Top 5 Mistakes New Writers Make (and how to avoid them)

A common question I've been asked since starting this writing journey has to do with mistakes. Which makes perfect sense - everyone wants to know more than just what to do, they want to know what not to do.

I wanted to take the time today to talk about the five most common mistakes I see writers make (mostly beginners).

If you would rather hear me than read this long-winded post, make sure to watch the video below!

Do not feel bad if you find yourself making any one of these mistakes. The first step to correcting it is realizing that you're doing it, and the better you get as a writer, the easier it'll be to naturally avoid these things.

That's not to say that I never do any of these myself...I'm currently battling with a case of one of them in particular, but I'll get into that in a minute.

These aren't necessarily in any order, as I think all of them should be avoided equally.

A lot of new writers are concerned about writing enough for it to be considered an entire novel. Or they might be worried about writing every scene in fine detail so that the reader can picture it perfectly in their minds. Every beginning writer worries about this at some point, including me. I've come to realize, as most do, that I have plenty to write about. There's no need to over explain a situation and oftentimes the reader can build an image in their minds with minimal description required from you.

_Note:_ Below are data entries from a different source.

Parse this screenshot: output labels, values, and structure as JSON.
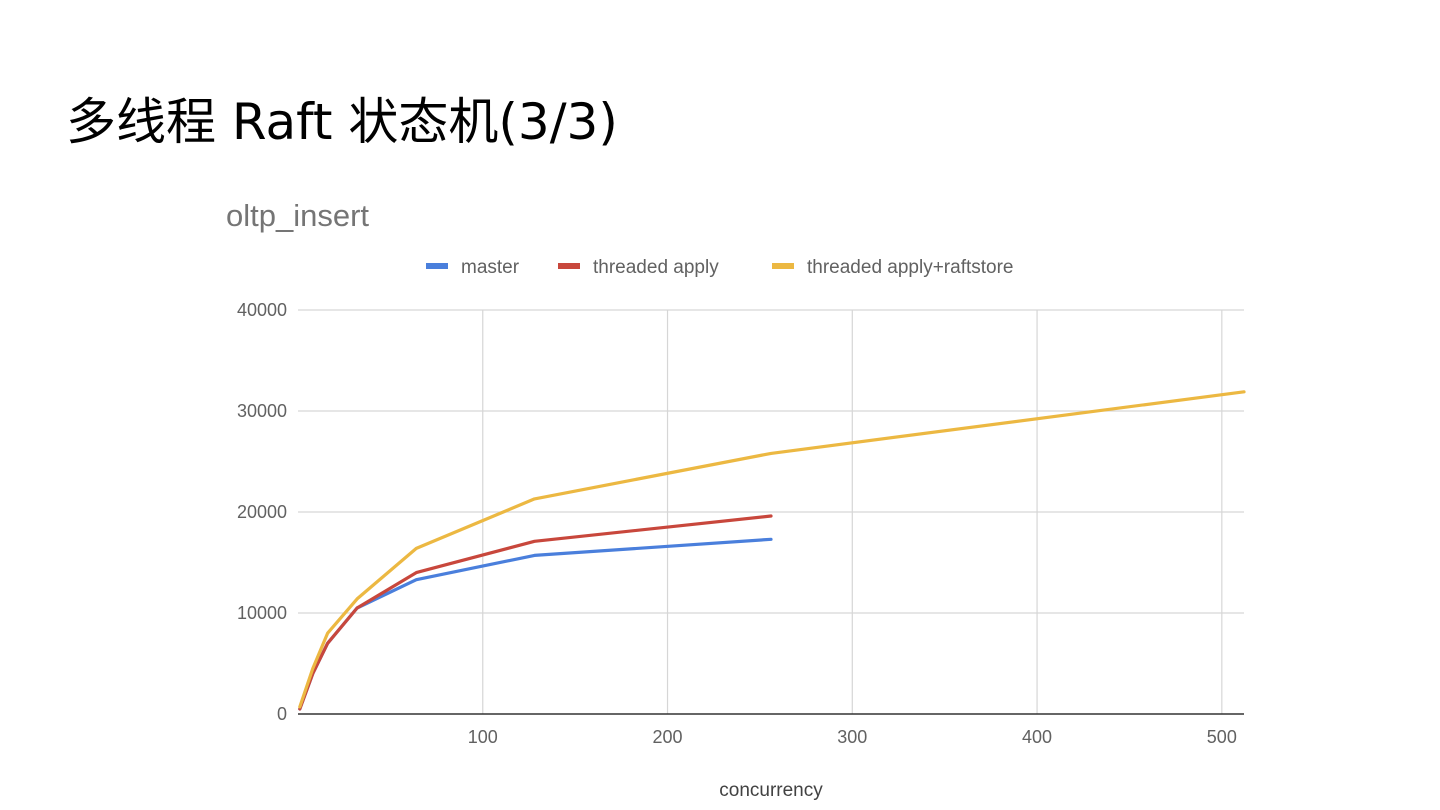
{
  "slide": {
    "title": "多线程 Raft 状态机(3/3)"
  },
  "chart_data": {
    "type": "line",
    "title": "oltp_insert",
    "xlabel": "concurrency",
    "ylabel": "",
    "xlim": [
      0,
      512
    ],
    "ylim": [
      0,
      40000
    ],
    "x_ticks": [
      100,
      200,
      300,
      400,
      500
    ],
    "y_ticks": [
      0,
      10000,
      20000,
      30000,
      40000
    ],
    "grid": true,
    "legend_position": "top",
    "series": [
      {
        "name": "master",
        "color": "#4a7fdc",
        "points": [
          [
            1,
            500
          ],
          [
            8,
            4000
          ],
          [
            16,
            7000
          ],
          [
            32,
            10500
          ],
          [
            64,
            13300
          ],
          [
            128,
            15700
          ],
          [
            256,
            17300
          ]
        ]
      },
      {
        "name": "threaded apply",
        "color": "#c8473c",
        "points": [
          [
            1,
            500
          ],
          [
            8,
            4000
          ],
          [
            16,
            7000
          ],
          [
            32,
            10500
          ],
          [
            64,
            14000
          ],
          [
            128,
            17100
          ],
          [
            256,
            19600
          ]
        ]
      },
      {
        "name": "threaded apply+raftstore",
        "color": "#ecb842",
        "points": [
          [
            1,
            700
          ],
          [
            8,
            4500
          ],
          [
            16,
            8000
          ],
          [
            32,
            11400
          ],
          [
            64,
            16400
          ],
          [
            128,
            21300
          ],
          [
            256,
            25800
          ],
          [
            512,
            31900
          ]
        ]
      }
    ]
  }
}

One thing that greatly contributes to this is an excitement for writing. You're finally doing it. You're writing a story that's been trapped in that brain of yours for months, sometimes years. At the end of a writing session, though, you might find that you've managed to write 1,600 words about your character getting ready in the morning. There's absolutely nothing wrong with being excited as long as you're able to weed out the extra words in the editing phase.

To keep yourself from falling into the wordy McWord trap, you should periodically ask the question "Is this part really necessary?" Make sure that each word you write contributes something to the overall story. If it's not developing your character or creating suspense, adding tension or setting the scene, then you probably shouldn't take the time to write it.